No, we are not a marketing company. Yes, we do public relations (does our name give it away?) But no, we don’t provide advertising services.
Yeah, it’s Friday and nobody wants to learn. We get it. We’ll make this brief and breezy.
Marketing. It’s defined by the American Marketing Association as “the activity, set of institutions, and processes for creating, communicating, delivering and exchanging offerings that have value for customers, clients, partners and society at large.” Our translation: a strategic method of promoting a service or product to an identified demographic.
Many view advertising and public relations as individual marketing tools. Say you want to market a jewelry business you recently created. You’ll likely employ public relations or advertising to do so. There’s a distinct difference between these two though, so read closely.
Advertising. If your money is green, you can benefit from advertising. It’s how the business operates. Your money determines when your ads run, what outlets they run on and how often. Advertising is a guaranteed way to get seen by declaring how snazzy your business is through a graphic, commercial or product placement you pay for.
Here’s why your advertising dollars will only take you so far: consumers are savvy. It’s common knowledge that any organization with cash flow can secure an ad in the media universe- not because they offer an exceptional product or service, but because they paid for it. Despite advertising’s pitfalls, it’s still a surefire way to get noticed by your target audience.
Public Relations.

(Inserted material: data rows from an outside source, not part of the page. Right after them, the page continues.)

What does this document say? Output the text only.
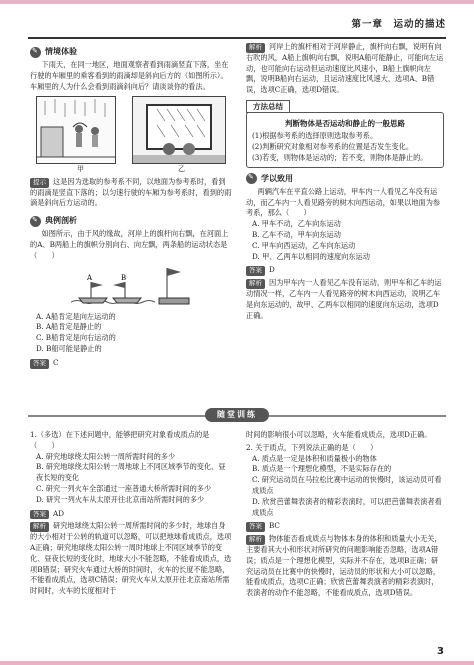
第一章　运动的描述
✎
情境体验

下雨天，在同一地区，地面观察者看到雨滴竖直下落，坐在行驶的车厢里的乘客看到的雨滴却是斜向后方的（如图所示）。车厢里的人为什么会看到雨滴斜向后？请谈谈你的看法。

甲	乙

提示 这是因为选取的参考系不同，以地面为参考系时，看到的雨滴是竖直下落的；以匀速行驶的车厢为参考系时，看到的雨滴是斜向后方运动的。

✎
典例剖析

如图所示，由于风的缘故，河岸上的旗杆向右飘，在河面上的A、B两船上的旗帜分别向右、向左飘，两条船的运动状态是（　　）

A	B

A. A船肯定是向左运动的

B. A船肯定是静止的

C. B船肯定是向右运动的

D. B船可能是静止的

答案 C

解析 河岸上的旗杆相对于河岸静止，旗杆向右飘，说明有向右吹的风，A船上旗帜向右飘，说明A船可能静止，可能向左运动，也可能向右运动但运动速度比风速小，B船上旗帜向左飘，说明B船向右运动，且运动速度比风速大，选项A、B错误，选项C正确，选项D错误。

方法总结
判断物体是否运动和静止的一般思路

(1)根据参考系的选择原则选取参考系。

(2)判断研究对象相对参考系的位置是否发生变化。

(3)若变，则物体是运动的；若不变，则物体是静止的。

✎
学以致用

两辆汽车在平直公路上运动，甲车内一人看见乙车没有运动，而乙车内一人看见路旁的树木向西运动，如果以地面为参考系，那么（　　）

A. 甲车不动，乙车向东运动

B. 乙车不动，甲车向东运动

C. 甲车向西运动，乙车向东运动

D. 甲、乙两车以相同的速度向东运动

答案 D

解析 因为甲车内一人看见乙车没有运动，则甲车和乙车的运动情况一样，乙车内一人看见路旁的树木向西运动，说明乙车是向东运动的，故甲、乙两车以相同的速度向东运动，选项D正确。

随堂训练

1.（多选）在下述问题中，能够把研究对象看成质点的是（　　）

A. 研究地球绕太阳公转一周所需时间的多少

B. 研究地球绕太阳公转一周地球上不同区域季节的变化、昼夜长短的变化

C. 研究一列火车全部通过一座普通大桥所需时间的多少

D. 研究一列火车从太原开往北京南站所需时间的多少

答案 AD

解析 研究地球绕太阳公转一周所需时间的多少时，地球自身的大小相对于公转的轨道可以忽略，可以把地球看成质点，选项A正确；研究地球绕太阳公转一周时地球上不同区域季节的变化、昼夜长短的变化时，地球大小不能忽略，不能看成质点，选项B错误；研究火车通过大桥的时间时，火车的长度不能忽略，不能看成质点，选项C错误；研究火车从太原开往北京南站所需时间时，火车的长度相对于

时间的影响很小可以忽略，火车能看成质点，选项D正确。

2. 关于质点，下列说法正确的是（　　）

A. 质点是一定是体积和质量极小的物体

B. 质点是一个理想化模型，不是实际存在的

C. 研究运动员在马拉松比赛中运动的快慢时，该运动员可看成质点

D. 欣赏芭蕾舞表演者的精彩表演时，可以把芭蕾舞表演者看成质点

答案 BC

解析 物体能否看成质点与物体本身的体积和质量大小无关，主要看其大小和形状对所研究的问题影响能否忽略，选项A错误；质点是一个理想化模型，实际并不存在，选项B正确；研究运动员在比赛中的快慢时，运动员的形状和大小可以忽略，能看成质点，选项C正确；欣赏芭蕾舞表演者的精彩表演时，表演者的动作不能忽略，不能看成质点，选项D错误。

3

Instead of demanding attention through paid media, public relations shapes public perception of your business through earned media and interacts with potential clients through social media.
Public relations is multifaceted- it gets eyeballs on you and portrays your organization as credible. Professionals like us find timely news hooks associated with your business and pitch those hooks to local and/or national media outlets. Whether your coverage is in a magazine, online publication or TV news, the chatter about your business aids its image and reach.
In summary, public relations harnesses the power of traditional and social media to build and maintain a favorable public image.
For all you visual learners, check out the media coverage we earned ElderPoint Ministries during last year’s government shutdown. As a reputable food pantry in the area, we suggested the folks at FOX 13 stop by and check out how government-aided charities like ElderPoint were withstanding the crisis. Not only did we put them in the news, we bolstered their credibility and bragged about their stellar impact in the community.